Satellite technology provides us with many advantages, chief among which are climate and environmental concerns, and locational services.

Here, we take a look at some of the top projects of the day relating to these major concerns.

Meteosat’s next generation

Meteorology has played a big part in the satellite story from its earliest days. Climate monitoring from space effectively began back in October 1959 with Nasa’s Explorer 7, and given the current crop of projects in the sector, the appeal of orbital observation clearly remains as strong as ever.

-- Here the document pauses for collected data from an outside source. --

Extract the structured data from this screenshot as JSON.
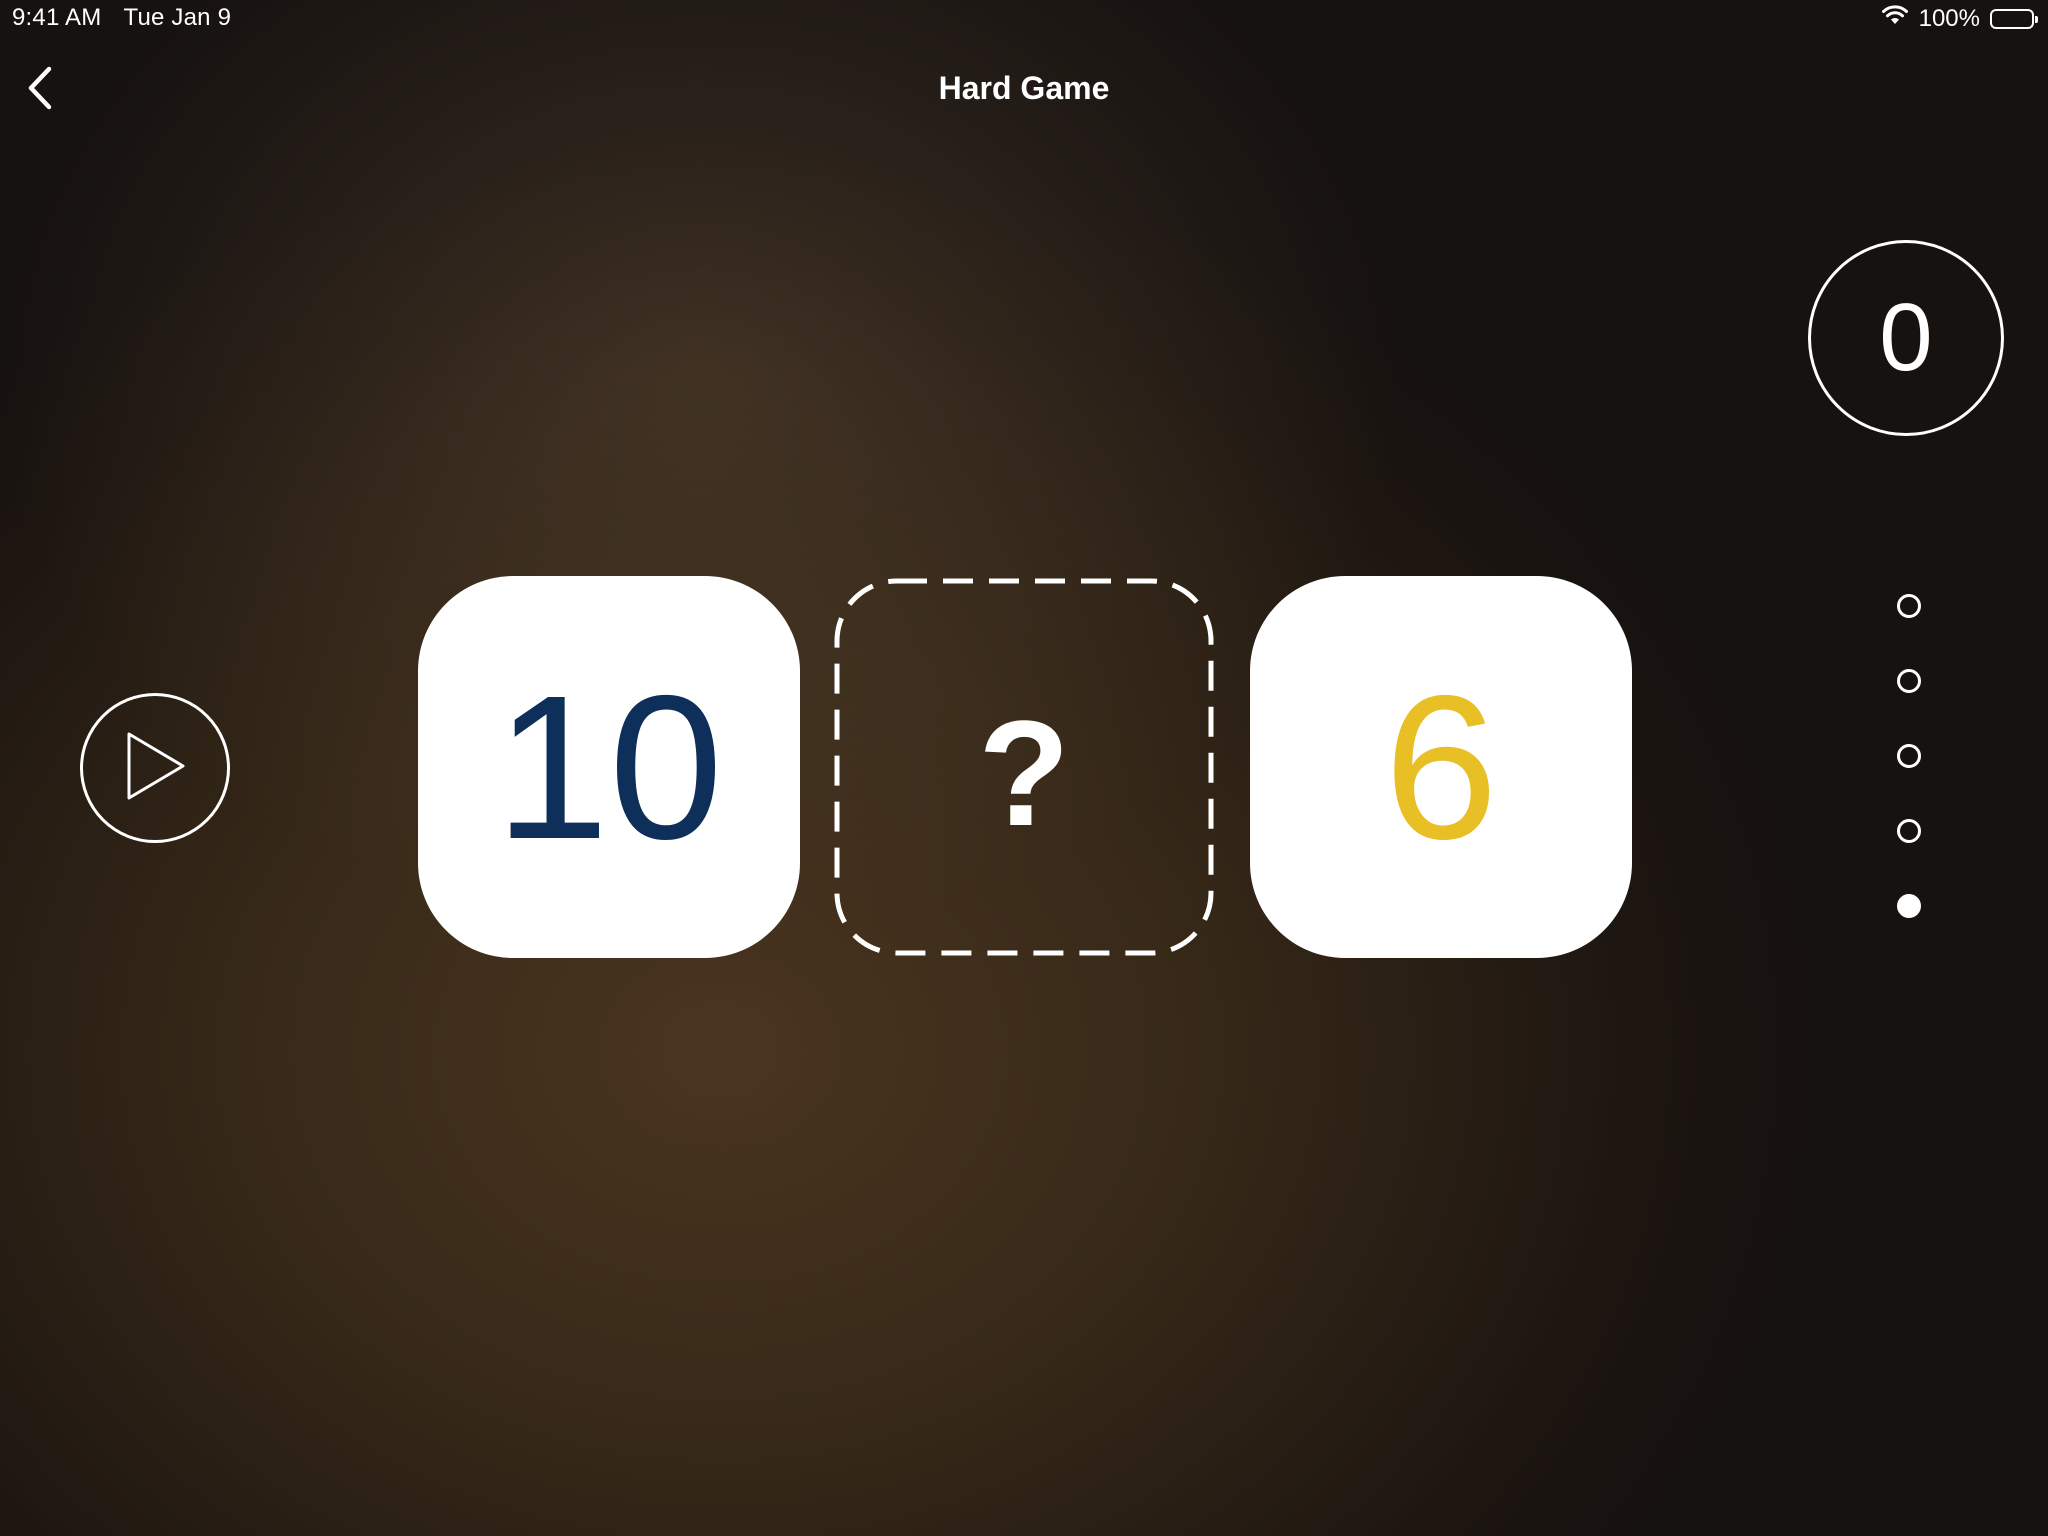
{
  "status_bar": {
    "time": "9:41 AM",
    "date": "Tue Jan 9",
    "battery": "100%",
    "icons": [
      "wifi-icon",
      "battery-icon"
    ]
  },
  "nav": {
    "back_icon": "chevron-left-icon",
    "title": "Hard Game"
  },
  "game": {
    "score": "0",
    "left_number": "10",
    "answer_placeholder": "?",
    "right_number": "6",
    "play_icon": "play-icon",
    "progress": {
      "total": 5,
      "current": 5
    },
    "colors": {
      "left_number": "#0d2f5a",
      "right_number": "#e8bf25",
      "card_bg": "#ffffff"
    }
  }
}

In February, the final go-ahead was given for the European Space Agency’s (ESA) next range of geostationary weather satellites – the €3.4bn Meteosat third generation (MTG), which is intended to provide high-resolution meteorological data to 2037. Described by Dr Lars Prahm, director general of Eumetsat, the international agency responsible for overseeing the project, as “a vital programme that will assure the future of Eumetsat’s geostationary observations over Europe, Africa and the Atlantic Ocean over the next few decades”, it is one of the largest and most complex space projects ever to be undertaken by Europe.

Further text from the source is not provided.